Wenn Sie die fünften und sechsten Klassen an die Gymnasien angliedern, bekommen Sie genau die Schülerströme mit freiem Elternwillen, über die wir jetzt sprechen. Darüber sind wir uns doch einig. Aber wir müssen Lösungen anstreben und nicht so tun, als ob es dieses Problem nicht gäbe. Wenn Sie die Gymnasien in die Fläche bringen wollen, wird in den zentralen Orten natürlich etwas passieren. Es sind dann weniger Schüler an den Gymnasien. Deshalb brauchen wir einen komplizierten Umbruch im System, wenn wir die soziale Selektivität beseitigen wollen.
Ich diskutiere das ganz unideologisch. Es kann Gymnasien bis Klasse 10 geben, es kann aber auch Gymnasialzüge an HS/RS-Systemen geben. Dann haben wir einen KGS-Ausbau im Lande. Die Gutachter haben genau das vorgeschlagen. Sie haben noch etwas anderes vorgeschlagen, aber dieses war meines Erachtens richtig.
Herr Präsident! Meine sehr verehrten Damen und Herren! „Ich fürchte mich am meisten vor den Personen, die genau wissen, was jetzt zu tun ist.“
Das hat Jürgen Baumert am letzten Donnerstag in der Zeit in erster Reaktion auf die Rezeption, d. h. auf die Art und Weise, in der begonnen wurde, über die PISA-Studie zu diskutieren, geschrieben.
Ich plädiere dafür, dass wir uns alle, wenn am Freitag die PISA-Studie in den Buchläden zu finden sein wird, die Zeit nehmen, diese Studie über Weihnachten zu lesen.
Wir debattieren im Augenblick auf der Basis von 50 Seiten. Ich hoffe, dass alle, die bislang geredet haben, diese 50 Seiten gelesen haben.
- Ganz ruhig! - Das bedeutet, dass wir erstens die Debatte um die leidlich bekannten Schuldzuweisungen erst einmal hintanstellen - das kann immer
noch kommen -, zweitens die Entschiedenheitsprotzerei sein lassen und drittens die Unfähigkeit zur Gründlichkeit aufgeben. Wir haben in diesem Landtag auch eine Debatte über Gentechnik geführt. Wir wussten, dass es sich dabei um ganz komplizierte Fragen handelt, die uns alle angehen und bei denen niemand sagen kann, er könne für sich sozusagen die letzten Entscheidungsgründe in Anspruch nehmen.
(Möllring [CDU]: Es ist doch ein Unterschied, ob Kinder lesen lernen sollen oder aber ob Erbgut verändert wird! )

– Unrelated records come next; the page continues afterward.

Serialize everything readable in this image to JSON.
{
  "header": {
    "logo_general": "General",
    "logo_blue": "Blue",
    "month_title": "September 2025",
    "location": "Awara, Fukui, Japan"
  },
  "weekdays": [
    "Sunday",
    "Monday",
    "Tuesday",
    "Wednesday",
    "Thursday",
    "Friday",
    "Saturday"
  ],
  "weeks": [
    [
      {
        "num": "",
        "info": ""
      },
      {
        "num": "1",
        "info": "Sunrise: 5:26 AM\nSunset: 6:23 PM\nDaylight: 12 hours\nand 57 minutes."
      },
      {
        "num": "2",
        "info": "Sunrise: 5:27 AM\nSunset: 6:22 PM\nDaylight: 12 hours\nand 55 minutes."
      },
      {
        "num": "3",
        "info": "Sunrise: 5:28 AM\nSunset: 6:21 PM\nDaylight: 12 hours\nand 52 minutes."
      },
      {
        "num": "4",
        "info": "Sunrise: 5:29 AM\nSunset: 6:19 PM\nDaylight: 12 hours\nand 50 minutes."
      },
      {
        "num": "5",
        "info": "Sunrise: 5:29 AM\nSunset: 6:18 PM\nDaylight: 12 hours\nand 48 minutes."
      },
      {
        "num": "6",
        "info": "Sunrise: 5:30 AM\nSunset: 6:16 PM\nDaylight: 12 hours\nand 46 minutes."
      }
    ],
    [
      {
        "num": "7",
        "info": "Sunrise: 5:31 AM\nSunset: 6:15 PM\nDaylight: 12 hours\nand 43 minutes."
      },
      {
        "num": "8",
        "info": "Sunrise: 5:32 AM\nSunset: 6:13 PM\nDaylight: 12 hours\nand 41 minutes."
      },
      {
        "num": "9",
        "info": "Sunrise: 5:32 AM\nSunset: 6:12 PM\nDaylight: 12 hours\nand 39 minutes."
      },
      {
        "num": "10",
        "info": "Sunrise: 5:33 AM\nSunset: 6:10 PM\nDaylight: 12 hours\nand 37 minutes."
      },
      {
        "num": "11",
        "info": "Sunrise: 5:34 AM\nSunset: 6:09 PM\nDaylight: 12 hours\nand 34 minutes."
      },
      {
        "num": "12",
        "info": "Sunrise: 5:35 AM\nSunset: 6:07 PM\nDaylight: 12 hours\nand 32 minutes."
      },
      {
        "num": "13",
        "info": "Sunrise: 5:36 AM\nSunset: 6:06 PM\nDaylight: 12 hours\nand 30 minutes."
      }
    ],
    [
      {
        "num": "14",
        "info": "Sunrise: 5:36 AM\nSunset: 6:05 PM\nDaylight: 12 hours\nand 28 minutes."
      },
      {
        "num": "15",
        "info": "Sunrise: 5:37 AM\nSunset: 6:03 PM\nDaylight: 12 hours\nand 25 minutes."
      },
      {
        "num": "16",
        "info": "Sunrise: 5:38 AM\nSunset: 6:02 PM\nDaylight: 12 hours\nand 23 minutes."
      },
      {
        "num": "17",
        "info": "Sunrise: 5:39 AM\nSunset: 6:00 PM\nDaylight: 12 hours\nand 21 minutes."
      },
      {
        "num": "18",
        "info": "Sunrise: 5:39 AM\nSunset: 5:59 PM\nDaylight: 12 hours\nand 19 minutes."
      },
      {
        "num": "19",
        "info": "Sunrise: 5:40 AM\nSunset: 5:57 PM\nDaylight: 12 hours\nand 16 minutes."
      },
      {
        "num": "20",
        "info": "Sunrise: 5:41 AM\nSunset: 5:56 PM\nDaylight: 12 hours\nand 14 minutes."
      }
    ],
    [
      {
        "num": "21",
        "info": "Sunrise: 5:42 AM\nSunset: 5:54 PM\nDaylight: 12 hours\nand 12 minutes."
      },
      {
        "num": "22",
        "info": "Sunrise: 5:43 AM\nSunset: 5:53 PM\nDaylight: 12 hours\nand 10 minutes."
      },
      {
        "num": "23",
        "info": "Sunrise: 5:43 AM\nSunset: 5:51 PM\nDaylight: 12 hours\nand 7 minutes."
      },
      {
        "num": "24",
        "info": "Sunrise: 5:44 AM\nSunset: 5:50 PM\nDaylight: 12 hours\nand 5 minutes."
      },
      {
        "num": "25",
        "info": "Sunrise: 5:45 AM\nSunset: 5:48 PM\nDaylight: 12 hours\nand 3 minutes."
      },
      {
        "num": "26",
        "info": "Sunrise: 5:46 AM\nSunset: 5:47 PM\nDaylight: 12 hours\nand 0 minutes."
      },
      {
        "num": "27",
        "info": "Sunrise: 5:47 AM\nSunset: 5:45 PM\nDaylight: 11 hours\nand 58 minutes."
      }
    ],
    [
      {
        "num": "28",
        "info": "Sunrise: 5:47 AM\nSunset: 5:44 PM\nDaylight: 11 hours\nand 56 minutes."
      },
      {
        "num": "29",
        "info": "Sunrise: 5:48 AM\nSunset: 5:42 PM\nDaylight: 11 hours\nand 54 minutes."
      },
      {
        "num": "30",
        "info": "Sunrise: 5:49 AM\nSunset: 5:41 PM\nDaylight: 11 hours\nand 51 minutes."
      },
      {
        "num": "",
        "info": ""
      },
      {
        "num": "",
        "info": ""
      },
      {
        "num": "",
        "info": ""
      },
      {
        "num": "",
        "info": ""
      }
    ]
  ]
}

PISA hat eines deutlich gemacht. Jeder von uns - Sie auf dieser Seite und wir auf der anderen Seite - kann bestimmte Tatbestände aus der PISAStudie für seine bisherige Position in Anspruch nehmen. Aber sie einseitig in Anspruch zu nehmen, führt zu den alten Debatten und damit in die Sackgasse. Das wollen wir nicht.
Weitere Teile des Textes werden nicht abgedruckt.